First author :  Delplanque M et al 

Review: J Nephrol

Reference :  doi: 10.1007/s40620-024-02038-y 

PMID: 39266930

Link to article :  Pregnancy occurring in AA amyloidosis: a series of 27 patients including 3 new French cases - PubMed (nih.gov)

Introduction:

AA amyloidosis (AAA) is a multisystemic disease caused by the deposition of serum amyloid A (SAA) protein in tissues, which complicates chronic inflammatory conditions. It is a potentially life-threatening complication, with renal involvement being the most common manifestation. Pregnancy in women with chronic kidney disease is considered a risk factor for specific pregnancy complications and worsening of their underlying kidney disease. Data on pregnancy occurring during AA amyloidosis are limited, highlighting the importance of studying maternal and fetal outcomes. The objective of this study was to report pregnancy cases in patients with AA amyloidosis discussed within our reference center and to review the literature on the subject.

Patients and Methods:

Francophone cases were collected via the national multidisciplinary consultation on AA amyloidosis. A literature review was conducted using the MEDLINE and EMBASE databases. The analyzed data included maternal age, pregnancy complications, outcomes, and renal and inflammatory parameters.

Results:

Three new cases are described: a Turkish woman with familial Mediterranean fever (FMF) and postpartum nephrotic syndrome, a woman with cryopyrinopathy who had an uncomplicated pregnancy, and a Georgian patient with FMF, a kidney transplant recipient, whose pregnancy was complicated by infection and preterm delivery.

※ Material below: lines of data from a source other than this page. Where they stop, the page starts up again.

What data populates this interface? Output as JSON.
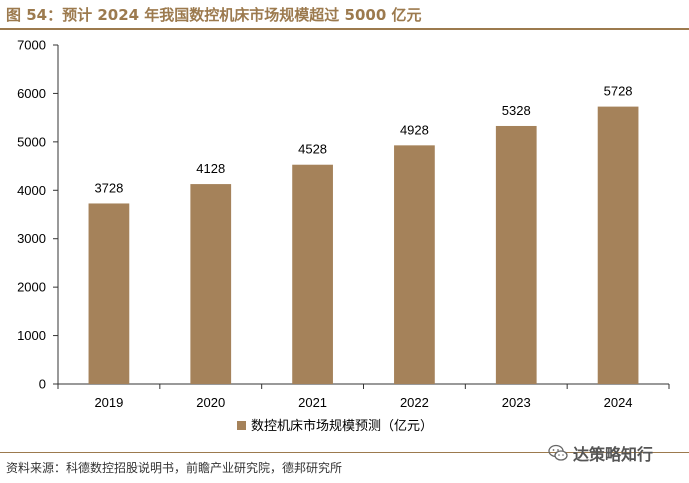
{
  "header": {
    "title": "图 54：预计 2024 年我国数控机床市场规模超过 5000 亿元"
  },
  "footer": {
    "source": "资料来源：科德数控招股说明书，前瞻产业研究院，德邦研究所",
    "watermark": "达策略知行",
    "watermark_icon": "wechat-icon"
  },
  "colors": {
    "bar": "#a5825a",
    "accent": "#9c7a4e"
  },
  "chart_data": {
    "type": "bar",
    "title": "",
    "xlabel": "",
    "ylabel": "",
    "categories": [
      "2019",
      "2020",
      "2021",
      "2022",
      "2023",
      "2024"
    ],
    "series": [
      {
        "name": "数控机床市场规模预测（亿元）",
        "values": [
          3728,
          4128,
          4528,
          4928,
          5328,
          5728
        ]
      }
    ],
    "ylim": [
      0,
      7000
    ],
    "yticks": [
      0,
      1000,
      2000,
      3000,
      4000,
      5000,
      6000,
      7000
    ],
    "grid": false,
    "legend_position": "bottom-center",
    "data_labels": true
  }
}
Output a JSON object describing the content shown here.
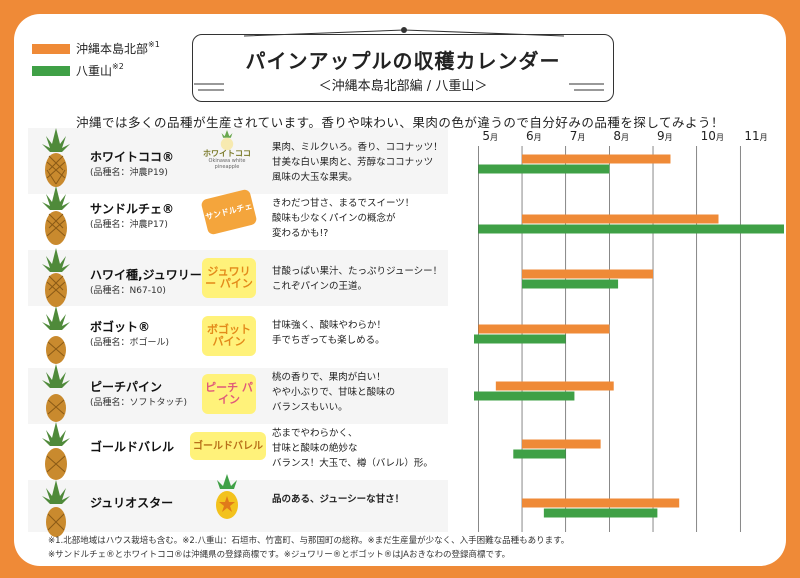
{
  "legend": {
    "okinawa_north": {
      "label": "沖縄本島北部",
      "note": "※1",
      "color": "#ef8a37"
    },
    "yaeyama": {
      "label": "八重山",
      "note": "※2",
      "color": "#3fa046"
    }
  },
  "title": "パインアップルの収穫カレンダー",
  "subtitle": "＜沖縄本島北部編 / 八重山＞",
  "intro": "沖縄では多くの品種が生産されています。香りや味わい、果肉の色が違うので自分好みの品種を探してみよう！",
  "month_unit": "月",
  "varieties": [
    {
      "name": "ホワイトココ®",
      "variety": "(品種名：沖農P19)",
      "logo": "ホワイトココ",
      "logo_sub": "Okinawa white pineapple",
      "desc": [
        "果肉、ミルクいろ。香り、ココナッツ！",
        "甘美な白い果肉と、芳醇なココナッツ",
        "風味の大玉な果実。"
      ]
    },
    {
      "name": "サンドルチェ®",
      "variety": "(品種名：沖農P17)",
      "logo": "サンドルチェ",
      "logo_sub": "",
      "desc": [
        "きわだつ甘さ、まるでスイーツ！",
        "酸味も少なくパインの概念が",
        "変わるかも!?"
      ]
    },
    {
      "name": "ハワイ種,ジュワリー®",
      "variety": "(品種名：N67-10)",
      "logo": "ジュワリー パイン",
      "logo_sub": "",
      "desc": [
        "甘酸っぱい果汁、たっぷりジューシー！",
        "これぞパインの王道。"
      ]
    },
    {
      "name": "ボゴット®",
      "variety": "(品種名：ボゴール)",
      "logo": "ボゴット パイン",
      "logo_sub": "",
      "desc": [
        "甘味強く、酸味やわらか！",
        "手でちぎっても楽しめる。"
      ]
    },
    {
      "name": "ピーチパイン",
      "variety": "(品種名：ソフトタッチ)",
      "logo": "ピーチ パイン",
      "logo_sub": "",
      "desc": [
        "桃の香りで、果肉が白い！",
        "やや小ぶりで、甘味と酸味の",
        "バランスもいい。"
      ]
    },
    {
      "name": "ゴールドバレル",
      "variety": "",
      "logo": "ゴールドバレル",
      "logo_sub": "",
      "desc": [
        "芯までやわらかく、",
        "甘味と酸味の絶妙な",
        "バランス！大玉で、樽（バレル）形。"
      ]
    },
    {
      "name": "ジュリオスター",
      "variety": "",
      "logo": "",
      "logo_sub": "",
      "desc": [
        "品のある、ジューシーな甘さ！"
      ]
    }
  ],
  "footnotes": [
    "※1.北部地域はハウス栽培も含む。※2.八重山：石垣市、竹富町、与那国町の総称。※まだ生産量が少なく、入手困難な品種もあります。",
    "※サンドルチェ®とホワイトココ®は沖縄県の登録商標です。※ジュワリー®とボゴット®はJAおきなわの登録商標です。"
  ],
  "chart_data": {
    "type": "bar",
    "orientation": "horizontal",
    "subtype": "gantt",
    "x_unit": "月",
    "x_ticks": [
      "5",
      "6",
      "7",
      "8",
      "9",
      "10",
      "11"
    ],
    "x_range": [
      5,
      12
    ],
    "categories": [
      "ホワイトココ®",
      "サンドルチェ®",
      "ハワイ種,ジュワリー®",
      "ボゴット®",
      "ピーチパイン",
      "ゴールドバレル",
      "ジュリオスター"
    ],
    "series": [
      {
        "name": "沖縄本島北部",
        "color": "#ef8a37",
        "ranges": [
          [
            6.0,
            9.4
          ],
          [
            6.0,
            10.5
          ],
          [
            6.0,
            9.0
          ],
          [
            5.0,
            8.0
          ],
          [
            5.4,
            8.1
          ],
          [
            6.0,
            7.8
          ],
          [
            6.0,
            9.6
          ]
        ]
      },
      {
        "name": "八重山",
        "color": "#3fa046",
        "ranges": [
          [
            5.0,
            8.0
          ],
          [
            5.0,
            12.0
          ],
          [
            6.0,
            8.2
          ],
          [
            4.9,
            7.0
          ],
          [
            4.9,
            7.2
          ],
          [
            5.8,
            7.0
          ],
          [
            6.5,
            9.1
          ]
        ]
      }
    ]
  }
}
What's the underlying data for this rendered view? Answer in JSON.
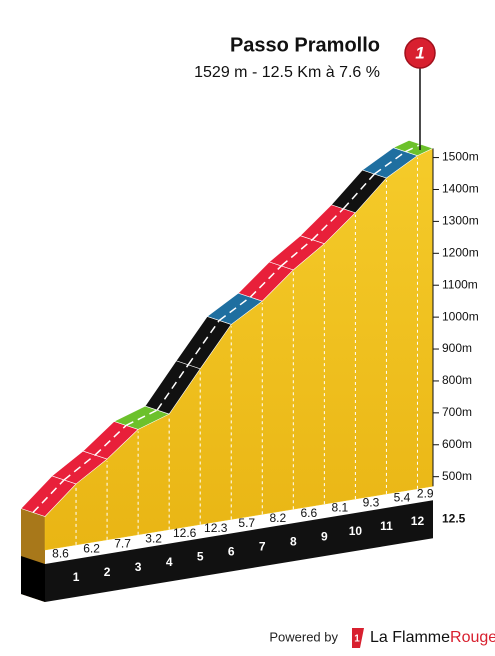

Results from the 3 New Cases and the Literature Review:

Among the 27 cases, including 24 from the literature and 3 new ones, 8 patients were diagnosed with AA amyloidosis during or just after pregnancy. The median age at diagnosis was 25 years [19-32]. FMF was the main cause of AA amyloidosis (19 cases), followed by cryopyrinopathies (2 cases), chronic inflammatory bowel disease (2 cases), and infections (2 cases). Renal complications were common: 33% (3/9) of patients with an eGFR < 60 mL/min/1.73 m² experienced renal deterioration during pregnancy; 66% (8/12) had increased proteinuria. Ninety-two percent (23/25) of patients had obstetric complications, including preterm birth (11/25), intrauterine growth restriction (10/25), preeclampsia (4/25), and hypertension (3/25). The median gestational age at delivery was 36.5 weeks [32.5; 38], mostly by cesarean section (17/22), and no hemorrhagic complications were reported. Two patients had undergone kidney transplantation before pregnancy. Estimated glomerular filtration rate (eGFR) was known before pregnancy in 10 patients, with a median of 55 mL/min/1.73 m² [38; 57], and 8/15 had significant proteinuria (> 0.5g/24h). Among those with known baseline eGFR before pregnancy, 33% (3/9) experienced a decline in renal function during pregnancy, but all recovered afterward. Two patients whose prior kidney function was unknown required hemodialysis. Proteinuria increased during pregnancy in 66% of patients (8/12).

Conclusion:

Pregnancy is a critical moment in the natural course of AA amyloidosis in terms of diagnosis and the risk of renal and obstetric complications. When possible, pregnancy should be planned with pre-conception counseling, multidisciplinary management, and close monitoring to minimize these risks.